A green light universally means go, but not so for the highly controversial New York law that takes its name from it, at least not yet.
The Green Light Law signed by Gov. Andrew Cuomo narrowly passed in June, a woefully misguided effort to reward immigrants here in the state illegally with state-sanctioned drivers licenses, remains stalled two months before it is supposed to take effect.
Arguments are set to begin in 10 days in the first of two constitutional challenges to the law. First in line is Erie County Clerk Michael “Mickey” Kearns before federal Judge Elizabeth Wolford in Buffalo. The other challenge, along similar grounds, is brought by our own Rensselaer County Clerk Frank Merola, in federal court in Albany, although Judge Gary L. Sharpe, who will be hearing the Merola challenge, has put a stay on those proceedings until the Buffalo case is resolved.
But at the same time, Sharpe denied a motion by state attorneys defending the law to combine the two cases. Therefore much depends on what happens in Buffalo, since it could set a precedent for Sharpe. It also means that any action stemming from Green Light may take awhile, particularly since appeals are likely to materialize regardless of outcome.
What’s being challenged is simple. How can a state law explicitly bar officials like Kearns and Merola from revealing the names of illegals seeking these licenses, when a federal law makes it a crime to “conceal, harbor or shield from detection an individual living illegally in the United States”?
Of course this issue is deeply polarized along party lines, is one of several blurred faces on our vastly complex and inadequate federal immigration policy, and has become an emotional badge of honor for a liberal state like New York. Teasing all that apart is not easy. Although the citizens of New York have weighed all that already and consistently opposed handing out state licenses to illegals. The latest Siena College poll in September has it at 50-45 against.
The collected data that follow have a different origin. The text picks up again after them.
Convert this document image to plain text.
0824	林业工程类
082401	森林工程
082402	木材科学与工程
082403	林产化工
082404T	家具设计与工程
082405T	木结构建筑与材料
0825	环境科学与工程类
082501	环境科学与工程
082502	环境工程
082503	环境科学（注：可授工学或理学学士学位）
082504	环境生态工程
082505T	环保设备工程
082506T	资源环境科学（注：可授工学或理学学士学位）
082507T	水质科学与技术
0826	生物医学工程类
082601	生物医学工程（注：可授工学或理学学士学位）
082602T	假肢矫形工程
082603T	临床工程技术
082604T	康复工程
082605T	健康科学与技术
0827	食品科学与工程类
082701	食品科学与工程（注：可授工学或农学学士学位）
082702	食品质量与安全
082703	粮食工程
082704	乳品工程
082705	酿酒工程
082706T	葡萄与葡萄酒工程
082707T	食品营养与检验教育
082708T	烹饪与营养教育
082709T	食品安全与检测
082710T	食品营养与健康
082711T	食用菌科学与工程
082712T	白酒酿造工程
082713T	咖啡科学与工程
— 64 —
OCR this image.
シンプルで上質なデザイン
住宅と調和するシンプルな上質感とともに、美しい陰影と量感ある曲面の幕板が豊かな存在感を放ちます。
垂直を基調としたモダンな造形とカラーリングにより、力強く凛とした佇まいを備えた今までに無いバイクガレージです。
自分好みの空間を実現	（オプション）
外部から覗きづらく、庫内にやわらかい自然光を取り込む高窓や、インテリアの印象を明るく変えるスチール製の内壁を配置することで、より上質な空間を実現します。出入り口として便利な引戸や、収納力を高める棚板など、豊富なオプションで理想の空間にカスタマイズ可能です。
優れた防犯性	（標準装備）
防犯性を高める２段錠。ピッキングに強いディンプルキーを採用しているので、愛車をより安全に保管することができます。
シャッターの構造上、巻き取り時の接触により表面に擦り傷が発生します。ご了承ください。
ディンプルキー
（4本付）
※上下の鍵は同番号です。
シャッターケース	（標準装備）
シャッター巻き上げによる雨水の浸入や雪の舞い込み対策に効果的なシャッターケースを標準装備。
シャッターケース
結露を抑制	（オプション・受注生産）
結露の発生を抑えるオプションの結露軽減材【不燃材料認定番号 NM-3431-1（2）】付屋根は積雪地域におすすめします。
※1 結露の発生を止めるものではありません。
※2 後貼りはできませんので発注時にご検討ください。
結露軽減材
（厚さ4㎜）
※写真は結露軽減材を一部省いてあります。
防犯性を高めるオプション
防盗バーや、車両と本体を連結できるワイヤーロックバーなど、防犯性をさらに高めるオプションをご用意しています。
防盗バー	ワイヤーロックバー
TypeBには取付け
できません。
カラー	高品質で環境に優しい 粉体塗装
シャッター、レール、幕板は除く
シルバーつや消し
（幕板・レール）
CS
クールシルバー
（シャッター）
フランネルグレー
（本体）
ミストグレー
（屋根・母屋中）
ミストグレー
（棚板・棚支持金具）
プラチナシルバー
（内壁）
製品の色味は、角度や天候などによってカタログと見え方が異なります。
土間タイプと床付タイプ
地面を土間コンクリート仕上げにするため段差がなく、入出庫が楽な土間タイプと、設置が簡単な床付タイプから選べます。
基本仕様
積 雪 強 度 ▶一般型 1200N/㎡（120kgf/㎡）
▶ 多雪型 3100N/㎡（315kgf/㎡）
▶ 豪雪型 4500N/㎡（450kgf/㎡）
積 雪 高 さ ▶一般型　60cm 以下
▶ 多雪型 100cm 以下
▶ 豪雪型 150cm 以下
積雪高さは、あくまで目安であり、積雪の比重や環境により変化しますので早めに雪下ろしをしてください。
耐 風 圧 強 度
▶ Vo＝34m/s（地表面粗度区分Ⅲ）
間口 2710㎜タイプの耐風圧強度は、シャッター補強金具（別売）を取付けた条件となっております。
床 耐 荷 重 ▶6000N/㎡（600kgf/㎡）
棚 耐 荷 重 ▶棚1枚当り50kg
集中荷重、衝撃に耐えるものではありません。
Kearns v. Cuomo and the State of New York is rich with irony.
Leading up to the passage of the Green Light Bill, the governor was in support publicly if tepidly, and also promised to sign the legislation should it pass, while at the same time sending out emissaries to the Legislature to quash it for this year. He went on radio and predicted what the challenges would be over the constitutionality, and he was none too sure the state would prevail. He also sounded a warning that proponents of the bill might unintentionally be putting illegals in harm’s way in terms of immigration enforcement. That’s all still in play. The governor’s arm twisting didn’t work because the new Democratic Senate majority, full of itself, would not take no for an answer, and here we are. Wherever that is.
The soup got a little thicker last week when a Trump-appointed U.S. attorney in Buffalo, James P. Kennedy, petitioned the court to intervene, presumably on Kearns’ behalf, although that is not clear. So add the dimension of an active legal intervention by the Justice Department of a national administration as popular as a root canal and it just makes it hard to know who to support here. Although not really. The law should never have been passed until the people were ready for it and it could be written to work with rather than against federal law.
At the same time a host of interested parties are scrambling to file friends-of-the-court briefs in the Kearns challenge, for and against, and the judge has denied most of them. Regrettably, she did allow a brief from a coalition of seven states, led by Connecticut, that already allow some form of licenses to illegals, attesting that it’s a good idea. The brief states it believes the New York Green Light Law will benefit in terms of public safety. This is borderline twaddle, since there is very little data and few studies on licensed illegals and accidents.
The one good study from California showed a mixed bag, a drop in hit-and-run accidents, but not in the actual number of accidents. A key, I suppose, is how many illegals would go out and buy car insurance, and we haven’t a clue.
What we do know is that the states filing that brief are defending themselves, since if New York falls so will they, because similar language is in many of their laws.
So we struggle on with this idiotic bit of social engineering, and we are not alone. Next door our sister state of Massachusetts is having the same difficulty coming to a consensus over licenses for illegals. The usual urban-rural divide exists in a state even more liberal than New York. Although with a very popular governor, Charlie Baker, who happens to be a modern rarity, a moderate if not left-leaning Republican.
He’s promised to veto any bill, and proponents do not have nearly the votes for an override. So that’s that. New York is not so lucky.